In their history of the short video industry, the authors map a decade-long effort to advance short-form video platforms. This history lays the groundwork for how TikTok has excelled in the introduction and/or distinctive combination of numerous platform features. Such features include the ‘socially creative’ (pp. 64–70) that promotes interactivity between users, unique in-app video creation and editing functions, alongside features found in comparable platforms. The consequence is a platform that excels as a music-centric mobile short-video platform.
What also distinguishes TikTok, as with other social media platforms, is the ability for users to engage online communities around mutual interests. Combined, these distinctive features of TikTok have resulted not only in the accelerated uptake of the service, but also the emergence of a new wave of creators – social media entrepreneurs – generating revenue from their ability to create community on these platforms by successfully harnessing the features of the platforms. The platform affords diverse business models that have allowed TikTok creators to become vital stakeholders in the emergent, rapidly growing creator economy. In addition to commercial gain, TikTok users and creators engage in novel forms of participatory cultural activism, more often aligned with the interests of progressive political, social, and identity movements.
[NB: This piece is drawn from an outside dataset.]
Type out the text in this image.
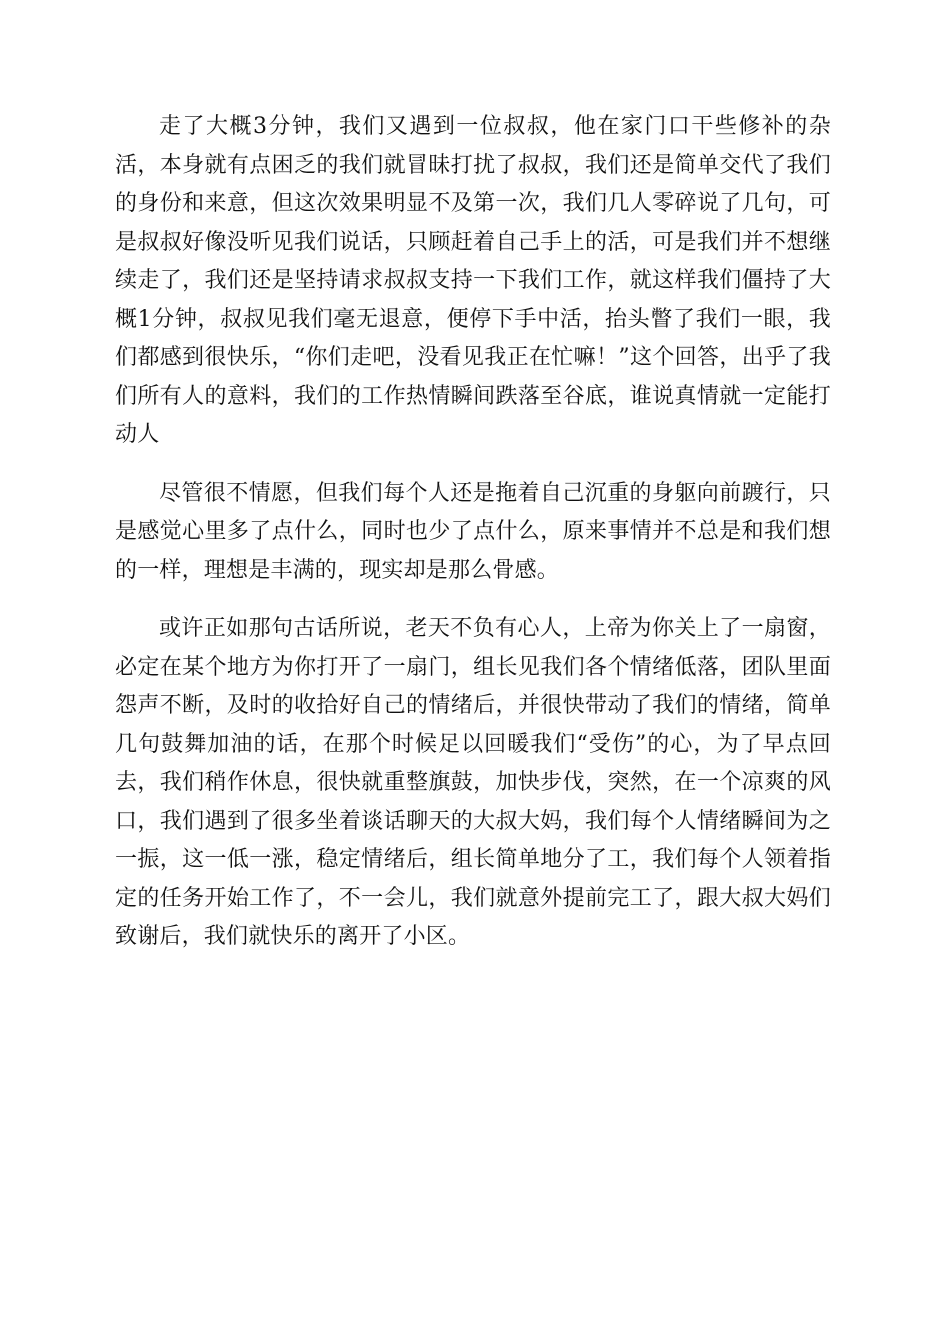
走了大概3分钟，我们又遇到一位叔叔，他在家门口干些修补的杂活，本身就有点困乏的我们就冒昧打扰了叔叔，我们还是简单交代了我们的身份和来意，但这次效果明显不及第一次，我们几人零碎说了几句，可是叔叔好像没听见我们说话，只顾赶着自己手上的活，可是我们并不想继续走了，我们还是坚持请求叔叔支持一下我们工作，就这样我们僵持了大概1分钟，叔叔见我们毫无退意，便停下手中活，抬头瞥了我们一眼，我们都感到很快乐，“你们走吧，没看见我正在忙嘛！”这个回答，出乎了我们所有人的意料，我们的工作热情瞬间跌落至谷底，谁说真情就一定能打动人

尽管很不情愿，但我们每个人还是拖着自己沉重的身躯向前踱行，只是感觉心里多了点什么，同时也少了点什么，原来事情并不总是和我们想的一样，理想是丰满的，现实却是那么骨感。

或许正如那句古话所说，老天不负有心人，上帝为你关上了一扇窗，必定在某个地方为你打开了一扇门，组长见我们各个情绪低落，团队里面怨声不断，及时的收拾好自己的情绪后，并很快带动了我们的情绪，简单几句鼓舞加油的话，在那个时候足以回暖我们“受伤”的心，为了早点回去，我们稍作休息，很快就重整旗鼓，加快步伐，突然，在一个凉爽的风口，我们遇到了很多坐着谈话聊天的大叔大妈，我们每个人情绪瞬间为之一振，这一低一涨，稳定情绪后，组长简单地分了工，我们每个人领着指定的任务开始工作了，不一会儿，我们就意外提前完工了，跟大叔大妈们致谢后，我们就快乐的离开了小区。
The authors also map an array of challenges the platform faces around complex issues over platform governance, like those referenced in the first paragraph.
The platform-centricity of the book does pose some limitations in the analysis. For example, the largest TikTokers driving attention and time spent by users on the platform are also building communities across multiple platforms with alternative modalities such as longform or livestreaming video, text, images, and audio. TikTok master Zach King, for example, was once at the top of the leader board on the now defunct Vine platform and built channels and posted content to engage a massive global community across a half-dozen services and sites.
The authors briefly discuss the competition posed by other tech behemoths, including YouTube shorts and Instagram reels. Despite emulating TikTok’s short-form modality, these powerful competitors have yet to pose a serious threat to TikTok’s continued growth. Notably, their failure to compete arguably lies in TikTok’s key design feature that could have been featured even more centrally in this book to better distinguish the platform. TikTok’s owner, Bytedance, has placed ‘the algorithm above all else’ (pp. 46–8) to enhance their ‘recommender system and other AI-related technologies’ (p. 21) across all their platforms, which has helped advance their national and global aspirations. Mentioned but once is Xigua, Bytedance’s long-form video platform comparable to YouTube, which dominates the Chinese market, particularly in tier-3 and above cities, due in part to comparable use of their AI-driven recommender systems. To their credit, in advancing their vision for the future of TikTok, Kaye et al. describe how TikTok’s competitors may prove more viable, if they can ‘reverse-engineer’ their platform’s algorithmic recommender systems. This further illustrates the critical competitive advantage of Bytedance’s platform, regardless of video modality. In fact, just this past year, TikTok allowed users to post videos up to 10 minutes in length.
Nonetheless, as a contribution to the growing canon of platform-focused texts, TikTok offers a vital account of the distinctive technological features driving online creativity and contributing to the platform’s cultural and commercial success. In turn, this book should align with the interest of scholars, students, users, and creators. As the authors affirm, whether TikTok’s success proves ephemeral or not in the longer history of the platform-based creator economy remains to be seen but the ‘strange and beautiful world of short-video creativity and culture will endure and evolve’ (p. 202).